Sarbanes-Oxley gives accountants many opportunities to advise companies in interpreting and implementing the act, but they should be aware of the increased exposure to risk. The issue was raised at a recent symposium of the Professional Liability Underwriting Society, a trade association.
Companies have a continuing obligation to stay on top of the many changes involved in implementing Sarbanes-Oxley, according to David Sukert, senior vice president of underwriting at Aon Insurance Services.
He said that market reaction so far has not been different from other areas of practice - client selection is still the theme. Before taking on a client, consulting firms need to be sure they can do the job and have the requisite personnel.
Mario Lemme, president of Lemme Insurance Group Inc., agreed, observing that the shortage of qualified people in accounting is a concern.
Thomas Manisero, a member of Wilson, Elser, Moskowitz, Edelman & Dicker LLP, and co-chairman of the firm's professional liability practice team, addressed the claims likely to be generated by SOX consulting. He suggested that the first step in protection for consulting firms is to put clear provisions in engagement letters.
Manisero cautioned, "There is an opportunity for exposure for these firms - this is not a risk-free way to make money." There are risk management tools that exist that firms should use, including having liability provisions in their engagement letters, he observed.

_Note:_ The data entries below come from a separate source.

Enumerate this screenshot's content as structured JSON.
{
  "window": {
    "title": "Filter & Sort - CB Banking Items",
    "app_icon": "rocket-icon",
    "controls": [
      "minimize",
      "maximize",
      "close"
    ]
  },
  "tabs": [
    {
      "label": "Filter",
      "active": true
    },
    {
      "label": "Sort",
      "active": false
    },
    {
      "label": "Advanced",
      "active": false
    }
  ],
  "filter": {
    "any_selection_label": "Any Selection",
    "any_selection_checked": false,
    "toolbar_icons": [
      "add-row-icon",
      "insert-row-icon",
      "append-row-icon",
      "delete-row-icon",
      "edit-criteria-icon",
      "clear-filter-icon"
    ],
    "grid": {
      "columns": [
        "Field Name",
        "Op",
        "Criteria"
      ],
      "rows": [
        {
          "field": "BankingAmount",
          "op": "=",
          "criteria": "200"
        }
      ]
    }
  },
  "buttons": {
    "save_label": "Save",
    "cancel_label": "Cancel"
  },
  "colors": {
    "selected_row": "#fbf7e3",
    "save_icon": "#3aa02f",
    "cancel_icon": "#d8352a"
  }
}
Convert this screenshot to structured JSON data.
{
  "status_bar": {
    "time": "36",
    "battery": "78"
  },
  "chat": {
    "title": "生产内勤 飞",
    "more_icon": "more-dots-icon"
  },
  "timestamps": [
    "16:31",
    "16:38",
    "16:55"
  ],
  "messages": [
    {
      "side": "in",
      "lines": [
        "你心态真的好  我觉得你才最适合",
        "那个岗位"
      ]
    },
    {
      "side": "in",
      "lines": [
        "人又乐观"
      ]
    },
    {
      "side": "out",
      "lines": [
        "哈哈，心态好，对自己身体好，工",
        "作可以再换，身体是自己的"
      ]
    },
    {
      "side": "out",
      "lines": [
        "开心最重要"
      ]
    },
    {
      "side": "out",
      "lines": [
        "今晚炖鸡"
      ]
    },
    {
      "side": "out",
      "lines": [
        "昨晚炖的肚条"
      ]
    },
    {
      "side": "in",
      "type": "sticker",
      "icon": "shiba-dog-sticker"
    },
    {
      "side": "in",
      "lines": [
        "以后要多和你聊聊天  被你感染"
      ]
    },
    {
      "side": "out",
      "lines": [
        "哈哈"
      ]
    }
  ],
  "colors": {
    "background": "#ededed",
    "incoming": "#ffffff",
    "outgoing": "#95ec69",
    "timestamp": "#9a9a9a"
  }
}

Meanwhile, a survey by Ernst & Young of corporate tax directors found that, as legislative and regulatory changes around the world have made tax risk planning a top priority, many companies are aligning their tax strategies with their organization's overall enterprise risk profile to meet the challenge.
"Tax departments are playing a much more important, immediate and visible role as organizations wrestle with the increasing demands of corporate governance and regulatory compliance," said Mark A. Weinberger, Ernst's Americas tax vice chair. "We're seeing significantly increased alignment between tax risk and overall enterprise risk management, and with it a tax director with increased responsibilities and far more constituents to satisfy."
While CPA liability insurance is transitioning from a hard market, according to Rosario, accountants do have a number of carriers to choose from.